The story of Absalom’s attempt to usurp the throne is found in 11 Samuel 15-18.  By constantly running down David’s administration and making political promises to fix the problems, he had gained a huge following.  He had enlisted some of David’s best advisors, and was prepared to have David executed, so that David was forced into exile for a little while.  He publically had incestuous relations with several of David’s wives in a deliberate effort to force people to take sides.  It was perhaps the lowest point in David’s career, knowing that Absalom’s rebellion was a direct result of his sin with Bathsheba and murdering her husband. 

“LORD, how are they increased that trouble me! many are they that rise up against me.  Many there be which say of my soul, There is no help for him in God. Selah.  But thou, O LORD, art a shield for me; my glory, and the lifter up of mine head.” (Psalm 3:1b-3)

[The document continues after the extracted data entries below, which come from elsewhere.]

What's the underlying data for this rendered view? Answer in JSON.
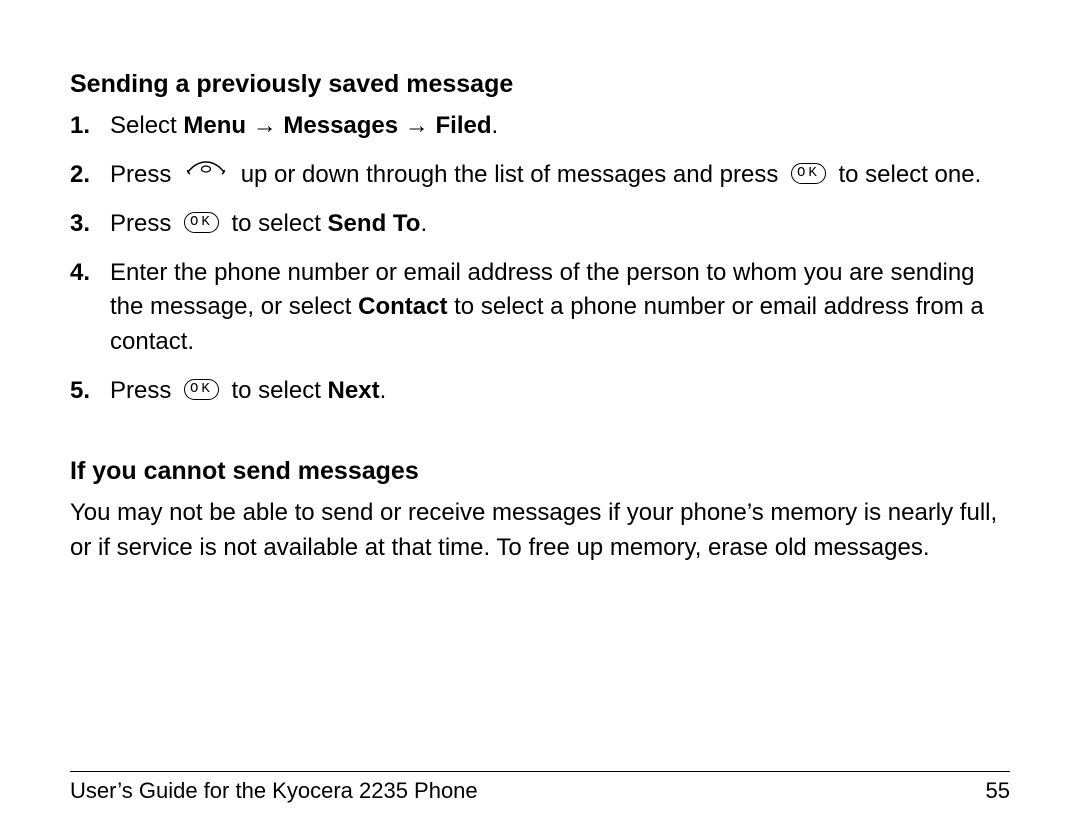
{
  "headings": {
    "h1": "Sending a previously saved message",
    "h2": "If you cannot send messages"
  },
  "steps": {
    "s1": {
      "num": "1.",
      "a": "Select ",
      "b": "Menu",
      "c": " → ",
      "d": "Messages",
      "e": " → ",
      "f": "Filed",
      "g": "."
    },
    "s2": {
      "num": "2.",
      "a": "Press ",
      "b": " up or down through the list of messages and press ",
      "c": " to select one."
    },
    "s3": {
      "num": "3.",
      "a": "Press ",
      "b": " to select ",
      "c": "Send To",
      "d": "."
    },
    "s4": {
      "num": "4.",
      "a": "Enter the phone number or email address of the person to whom you are sending the message, or select ",
      "b": "Contact",
      "c": " to select a phone number or email address from a contact."
    },
    "s5": {
      "num": "5.",
      "a": "Press ",
      "b": " to select ",
      "c": "Next",
      "d": "."
    }
  },
  "paragraph": "You may not be able to send or receive messages if your phone’s memory is nearly full, or if service is not available at that time. To free up memory, erase old messages.",
  "icons": {
    "ok_label": "OK"
  },
  "footer": {
    "title": "User’s Guide for the Kyocera 2235 Phone",
    "page": "55"
  }
}
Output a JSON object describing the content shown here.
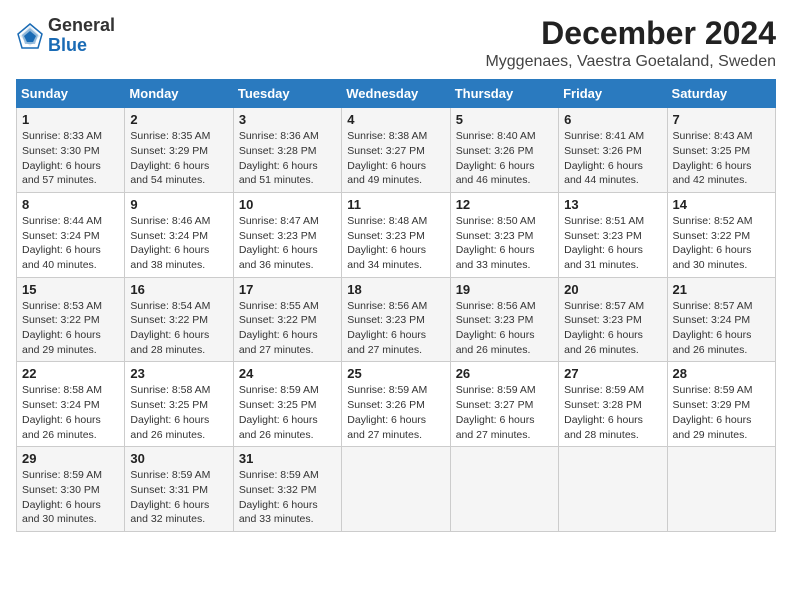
{
  "header": {
    "logo_general": "General",
    "logo_blue": "Blue",
    "title": "December 2024",
    "subtitle": "Myggenaes, Vaestra Goetaland, Sweden"
  },
  "days_of_week": [
    "Sunday",
    "Monday",
    "Tuesday",
    "Wednesday",
    "Thursday",
    "Friday",
    "Saturday"
  ],
  "weeks": [
    [
      {
        "day": "1",
        "sunrise": "Sunrise: 8:33 AM",
        "sunset": "Sunset: 3:30 PM",
        "daylight": "Daylight: 6 hours and 57 minutes."
      },
      {
        "day": "2",
        "sunrise": "Sunrise: 8:35 AM",
        "sunset": "Sunset: 3:29 PM",
        "daylight": "Daylight: 6 hours and 54 minutes."
      },
      {
        "day": "3",
        "sunrise": "Sunrise: 8:36 AM",
        "sunset": "Sunset: 3:28 PM",
        "daylight": "Daylight: 6 hours and 51 minutes."
      },
      {
        "day": "4",
        "sunrise": "Sunrise: 8:38 AM",
        "sunset": "Sunset: 3:27 PM",
        "daylight": "Daylight: 6 hours and 49 minutes."
      },
      {
        "day": "5",
        "sunrise": "Sunrise: 8:40 AM",
        "sunset": "Sunset: 3:26 PM",
        "daylight": "Daylight: 6 hours and 46 minutes."
      },
      {
        "day": "6",
        "sunrise": "Sunrise: 8:41 AM",
        "sunset": "Sunset: 3:26 PM",
        "daylight": "Daylight: 6 hours and 44 minutes."
      },
      {
        "day": "7",
        "sunrise": "Sunrise: 8:43 AM",
        "sunset": "Sunset: 3:25 PM",
        "daylight": "Daylight: 6 hours and 42 minutes."
      }
    ],
    [
      {
        "day": "8",
        "sunrise": "Sunrise: 8:44 AM",
        "sunset": "Sunset: 3:24 PM",
        "daylight": "Daylight: 6 hours and 40 minutes."
      },
      {
        "day": "9",
        "sunrise": "Sunrise: 8:46 AM",
        "sunset": "Sunset: 3:24 PM",
        "daylight": "Daylight: 6 hours and 38 minutes."
      },
      {
        "day": "10",
        "sunrise": "Sunrise: 8:47 AM",
        "sunset": "Sunset: 3:23 PM",
        "daylight": "Daylight: 6 hours and 36 minutes."
      },
      {
        "day": "11",
        "sunrise": "Sunrise: 8:48 AM",
        "sunset": "Sunset: 3:23 PM",
        "daylight": "Daylight: 6 hours and 34 minutes."
      },
      {
        "day": "12",
        "sunrise": "Sunrise: 8:50 AM",
        "sunset": "Sunset: 3:23 PM",
        "daylight": "Daylight: 6 hours and 33 minutes."
      },
      {
        "day": "13",
        "sunrise": "Sunrise: 8:51 AM",
        "sunset": "Sunset: 3:23 PM",
        "daylight": "Daylight: 6 hours and 31 minutes."
      },
      {
        "day": "14",
        "sunrise": "Sunrise: 8:52 AM",
        "sunset": "Sunset: 3:22 PM",
        "daylight": "Daylight: 6 hours and 30 minutes."
      }
    ],
    [
      {
        "day": "15",
        "sunrise": "Sunrise: 8:53 AM",
        "sunset": "Sunset: 3:22 PM",
        "daylight": "Daylight: 6 hours and 29 minutes."
      },
      {
        "day": "16",
        "sunrise": "Sunrise: 8:54 AM",
        "sunset": "Sunset: 3:22 PM",
        "daylight": "Daylight: 6 hours and 28 minutes."
      },
      {
        "day": "17",
        "sunrise": "Sunrise: 8:55 AM",
        "sunset": "Sunset: 3:22 PM",
        "daylight": "Daylight: 6 hours and 27 minutes."
      },
      {
        "day": "18",
        "sunrise": "Sunrise: 8:56 AM",
        "sunset": "Sunset: 3:23 PM",
        "daylight": "Daylight: 6 hours and 27 minutes."
      },
      {
        "day": "19",
        "sunrise": "Sunrise: 8:56 AM",
        "sunset": "Sunset: 3:23 PM",
        "daylight": "Daylight: 6 hours and 26 minutes."
      },
      {
        "day": "20",
        "sunrise": "Sunrise: 8:57 AM",
        "sunset": "Sunset: 3:23 PM",
        "daylight": "Daylight: 6 hours and 26 minutes."
      },
      {
        "day": "21",
        "sunrise": "Sunrise: 8:57 AM",
        "sunset": "Sunset: 3:24 PM",
        "daylight": "Daylight: 6 hours and 26 minutes."
      }
    ],
    [
      {
        "day": "22",
        "sunrise": "Sunrise: 8:58 AM",
        "sunset": "Sunset: 3:24 PM",
        "daylight": "Daylight: 6 hours and 26 minutes."
      },
      {
        "day": "23",
        "sunrise": "Sunrise: 8:58 AM",
        "sunset": "Sunset: 3:25 PM",
        "daylight": "Daylight: 6 hours and 26 minutes."
      },
      {
        "day": "24",
        "sunrise": "Sunrise: 8:59 AM",
        "sunset": "Sunset: 3:25 PM",
        "daylight": "Daylight: 6 hours and 26 minutes."
      },
      {
        "day": "25",
        "sunrise": "Sunrise: 8:59 AM",
        "sunset": "Sunset: 3:26 PM",
        "daylight": "Daylight: 6 hours and 27 minutes."
      },
      {
        "day": "26",
        "sunrise": "Sunrise: 8:59 AM",
        "sunset": "Sunset: 3:27 PM",
        "daylight": "Daylight: 6 hours and 27 minutes."
      },
      {
        "day": "27",
        "sunrise": "Sunrise: 8:59 AM",
        "sunset": "Sunset: 3:28 PM",
        "daylight": "Daylight: 6 hours and 28 minutes."
      },
      {
        "day": "28",
        "sunrise": "Sunrise: 8:59 AM",
        "sunset": "Sunset: 3:29 PM",
        "daylight": "Daylight: 6 hours and 29 minutes."
      }
    ],
    [
      {
        "day": "29",
        "sunrise": "Sunrise: 8:59 AM",
        "sunset": "Sunset: 3:30 PM",
        "daylight": "Daylight: 6 hours and 30 minutes."
      },
      {
        "day": "30",
        "sunrise": "Sunrise: 8:59 AM",
        "sunset": "Sunset: 3:31 PM",
        "daylight": "Daylight: 6 hours and 32 minutes."
      },
      {
        "day": "31",
        "sunrise": "Sunrise: 8:59 AM",
        "sunset": "Sunset: 3:32 PM",
        "daylight": "Daylight: 6 hours and 33 minutes."
      },
      null,
      null,
      null,
      null
    ]
  ]
}
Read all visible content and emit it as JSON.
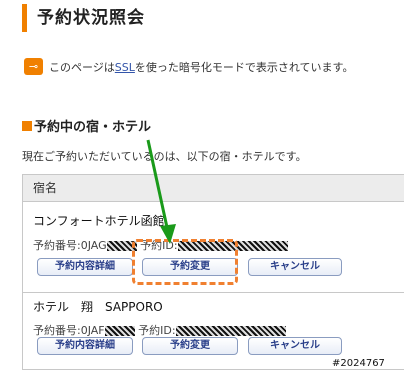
{
  "header": {
    "title": "予約状況照会"
  },
  "ssl_notice": {
    "icon": "key-icon",
    "text_before": "このページは",
    "link": "SSL",
    "text_after": "を使った暗号化モードで表示されています。"
  },
  "section": {
    "title": "予約中の宿・ホテル"
  },
  "intro": "現在ご予約いただいているのは、以下の宿・ホテルです。",
  "table": {
    "header": "宿名",
    "rows": [
      {
        "name": "コンフォートホテル函館",
        "reservation_label": "予約番号:0JAG",
        "id_label": "予約ID:",
        "buttons": [
          "予約内容詳細",
          "予約変更",
          "キャンセル"
        ]
      },
      {
        "name": "ホテル　翔　SAPPORO",
        "reservation_label": "予約番号:0JAF",
        "id_label": "予約ID:",
        "buttons": [
          "予約内容詳細",
          "予約変更",
          "キャンセル"
        ]
      }
    ]
  },
  "annotation": {
    "highlight_color": "#f08030",
    "arrow_color": "#1a9a1a"
  },
  "watermark": "#2024767"
}
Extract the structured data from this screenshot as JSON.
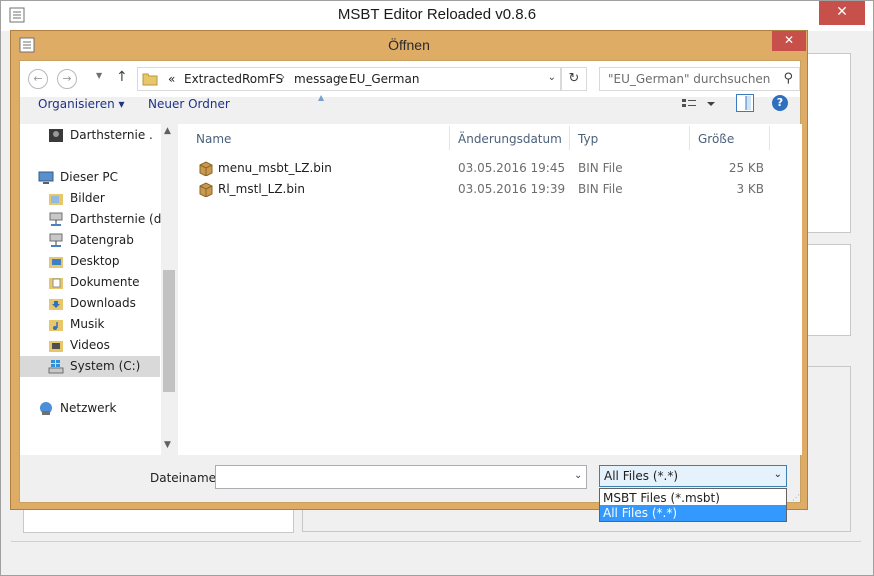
{
  "main_window": {
    "title": "MSBT Editor Reloaded v0.8.6",
    "close_symbol": "✕"
  },
  "dialog": {
    "title": "Öffnen",
    "close_symbol": "✕",
    "address": {
      "overflow": "«",
      "crumbs": [
        "ExtractedRomFS",
        "message",
        "EU_German"
      ],
      "separator": "›"
    },
    "search": {
      "placeholder": "\"EU_German\" durchsuchen"
    },
    "toolbar": {
      "organize_label": "Organisieren ▾",
      "new_folder_label": "Neuer Ordner",
      "help_symbol": "?"
    },
    "nav_pane": {
      "items": [
        {
          "label": "Darthsternie .",
          "icon": "user-avatar-icon"
        },
        {
          "label": "Dieser PC",
          "icon": "computer-icon"
        },
        {
          "label": "Bilder",
          "icon": "pictures-folder-icon"
        },
        {
          "label": "Darthsternie (dar",
          "icon": "network-drive-icon"
        },
        {
          "label": "Datengrab",
          "icon": "network-drive-icon"
        },
        {
          "label": "Desktop",
          "icon": "desktop-folder-icon"
        },
        {
          "label": "Dokumente",
          "icon": "documents-folder-icon"
        },
        {
          "label": "Downloads",
          "icon": "downloads-folder-icon"
        },
        {
          "label": "Musik",
          "icon": "music-folder-icon"
        },
        {
          "label": "Videos",
          "icon": "videos-folder-icon"
        },
        {
          "label": "System (C:)",
          "icon": "windows-drive-icon"
        },
        {
          "label": "Netzwerk",
          "icon": "network-icon"
        }
      ]
    },
    "file_list": {
      "columns": [
        "Name",
        "Änderungsdatum",
        "Typ",
        "Größe"
      ],
      "rows": [
        {
          "name": "menu_msbt_LZ.bin",
          "date": "03.05.2016 19:45",
          "type": "BIN File",
          "size": "25 KB"
        },
        {
          "name": "Rl_mstl_LZ.bin",
          "date": "03.05.2016 19:39",
          "type": "BIN File",
          "size": "3 KB"
        }
      ]
    },
    "filename": {
      "label": "Dateiname:",
      "value": ""
    },
    "filter": {
      "selected": "All Files (*.*)",
      "options": [
        "MSBT Files (*.msbt)",
        "All Files (*.*)"
      ]
    }
  },
  "colors": {
    "dialog_frame": "#dfac66",
    "close_button": "#c7504b",
    "link_text": "#1e3287",
    "selection": "#3399ff"
  }
}
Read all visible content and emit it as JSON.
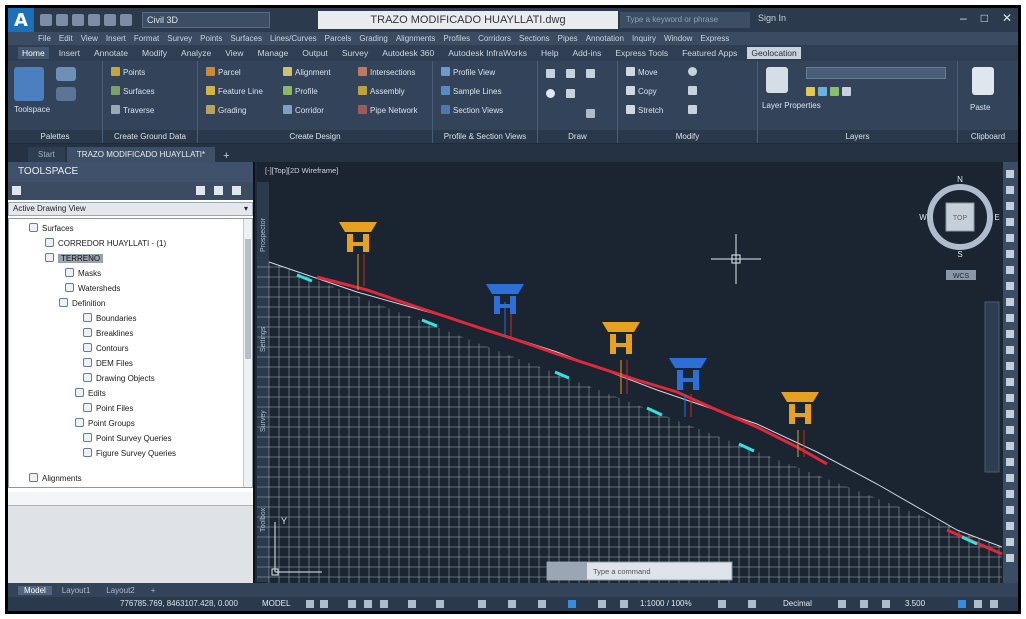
{
  "app": {
    "logo": "A",
    "workspace": "Civil 3D",
    "doc_title": "TRAZO MODIFICADO HUAYLLATI.dwg",
    "search_placeholder": "Type a keyword or phrase",
    "signin": "Sign In",
    "window_controls": [
      "–",
      "□",
      "✕"
    ]
  },
  "menu": [
    "File",
    "Edit",
    "View",
    "Insert",
    "Format",
    "Survey",
    "Points",
    "Surfaces",
    "Lines/Curves",
    "Parcels",
    "Grading",
    "Alignments",
    "Profiles",
    "Corridors",
    "Sections",
    "Pipes",
    "Annotation",
    "Inquiry",
    "Window",
    "Express"
  ],
  "ribbon_tabs": [
    "Home",
    "Insert",
    "Annotate",
    "Modify",
    "Analyze",
    "View",
    "Manage",
    "Output",
    "Survey",
    "Autodesk 360",
    "Autodesk InfraWorks",
    "Help",
    "Add-ins",
    "Express Tools",
    "Featured Apps",
    "Geolocation"
  ],
  "ribbon": {
    "palettes": {
      "title": "Palettes",
      "toolspace": "Toolspace"
    },
    "ground": {
      "title": "Create Ground Data",
      "points": "Points",
      "surfaces": "Surfaces",
      "traverse": "Traverse"
    },
    "design": {
      "title": "Create Design",
      "parcel": "Parcel",
      "feature_line": "Feature Line",
      "grading": "Grading",
      "alignment": "Alignment",
      "profile": "Profile",
      "corridor": "Corridor",
      "intersections": "Intersections",
      "assembly": "Assembly",
      "pipe_network": "Pipe Network"
    },
    "profile_section": {
      "title": "Profile & Section Views",
      "profile_view": "Profile View",
      "sample_lines": "Sample Lines",
      "section_views": "Section Views"
    },
    "draw": {
      "title": "Draw"
    },
    "modify": {
      "title": "Modify",
      "move": "Move",
      "copy": "Copy",
      "stretch": "Stretch"
    },
    "layers": {
      "title": "Layers",
      "layer_properties": "Layer Properties"
    },
    "clipboard": {
      "title": "Clipboard",
      "paste": "Paste"
    }
  },
  "doc_tabs": [
    "Start",
    "TRAZO MODIFICADO HUAYLLATI*",
    "+"
  ],
  "toolspace": {
    "title": "TOOLSPACE",
    "view_select": "Active Drawing View",
    "tree": [
      {
        "label": "Surfaces",
        "level": 0
      },
      {
        "label": "CORREDOR HUAYLLATI - (1)",
        "level": 1
      },
      {
        "label": "TERRENO",
        "level": 1,
        "selected": true
      },
      {
        "label": "Masks",
        "level": 2
      },
      {
        "label": "Watersheds",
        "level": 2
      },
      {
        "label": "Definition",
        "level": 2
      },
      {
        "label": "Boundaries",
        "level": 3
      },
      {
        "label": "Breaklines",
        "level": 3
      },
      {
        "label": "Contours",
        "level": 3
      },
      {
        "label": "DEM Files",
        "level": 3
      },
      {
        "label": "Drawing Objects",
        "level": 3
      },
      {
        "label": "Edits",
        "level": 3
      },
      {
        "label": "Point Files",
        "level": 3
      },
      {
        "label": "Point Groups",
        "level": 3
      },
      {
        "label": "Point Survey Queries",
        "level": 3
      },
      {
        "label": "Figure Survey Queries",
        "level": 3
      },
      {
        "label": "Alignments",
        "level": 0
      }
    ],
    "side_tabs": [
      "Prospector",
      "Settings",
      "Survey",
      "Toolbox"
    ]
  },
  "viewport": {
    "label": "[-][Top][2D Wireframe]",
    "viewcube_face": "TOP",
    "compass": {
      "n": "N",
      "s": "S",
      "e": "E",
      "w": "W"
    },
    "wcs": "WCS",
    "ucs_y": "Y",
    "command_placeholder": "Type a command"
  },
  "layout_tabs": [
    "Model",
    "Layout1",
    "Layout2",
    "+"
  ],
  "status": {
    "coords": "776785.769, 8463107.428, 0.000",
    "model": "MODEL",
    "scale": "1:1000 / 100%",
    "units": "Decimal",
    "zoom": "3.500"
  },
  "colors": {
    "canvas_bg": "#1b2431",
    "grid": "#cfd6df",
    "alignment": "#e0283a",
    "marker_yellow": "#e6a11e",
    "marker_blue": "#2d6fd6",
    "cyan_dash": "#36e0e0"
  }
}
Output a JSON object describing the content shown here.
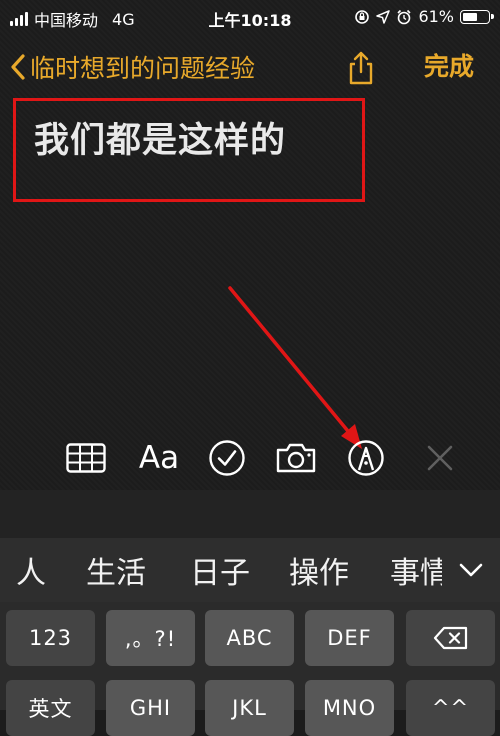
{
  "status_bar": {
    "carrier": "中国移动",
    "network": "4G",
    "time": "上午10:18",
    "battery": "61%",
    "battery_level": 0.61
  },
  "nav": {
    "back_label": "临时想到的问题经验",
    "done_label": "完成",
    "accent_color": "#e8a92b"
  },
  "note": {
    "body": "我们都是这样的"
  },
  "annotation": {
    "color": "#e01616"
  },
  "toolbar": {
    "icons": [
      "table-icon",
      "text-format-icon",
      "checklist-icon",
      "camera-icon",
      "markup-pen-icon",
      "close-icon"
    ],
    "format_label": "Aa"
  },
  "keyboard": {
    "candidates": [
      "人",
      "生活",
      "日子",
      "操作",
      "事情"
    ],
    "row1": [
      "123",
      ",。?!",
      "ABC",
      "DEF"
    ],
    "row2": [
      "英文",
      "GHI",
      "JKL",
      "MNO",
      "^^"
    ]
  }
}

David was shocked at how many of the people turned against him.  Many of those who followed Absalom did not initially know what was going on until he had gotten them involved in actively rebelling against David.  As a result, they were afraid to go back when they learned the truth.  The story of David’s having Uriah killed had come out, and many people felt God would not forgive him for the murder, and that what Absalom was doing was God’s judgment for David’s sin.    

Many people have a mistaken understanding about forgiveness and Justification.  Receiving forgiveness and being justified does not make it as if we had never sinned.  The effects of that sin will still be felt.  For example, if a person got drunk and caused someone to die in a car crash, being forgiven and justified does not bring the person back to life.  David understood that while God had forgiven him, there would still be consequences for the murder.  His sin had set an example before his children that would not be eliminated by just asking for forgiveness, but he could still trust God to take care of him. 

“I cried unto the LORD with my voice, and he heard me out of his holy hill. Selah.  I laid me down and slept; I awaked; for the LORD sustained me.  I will not be afraid of ten thousands of people, that have set themselves against me round about.” (Psalm 3:4-6)

David understood that God had forgiven him and that he still heard his prayers.  As a result, he was able to sleep soundly, confident the Lord would take care of him.  Even if there ten thousand of his people who were actively seeking to kill him he was not going to allow that fear to control him. 

“Arise, O LORD; save me, O my God: for thou hast smitten all mine enemies upon the cheek bone; thou hast broken the teeth of the ungodly.  Salvation belongeth unto the LORD: thy blessing is upon thy people. Selah.” (Psalm 3:7-8)

God has effectively slapped all those who are judging David, destroying their power to do him real harm.  God  is the only one who can save us, and he blesses those who trust him, even when they have messed up badly.  The only sin he will not forgive is rejecting his son.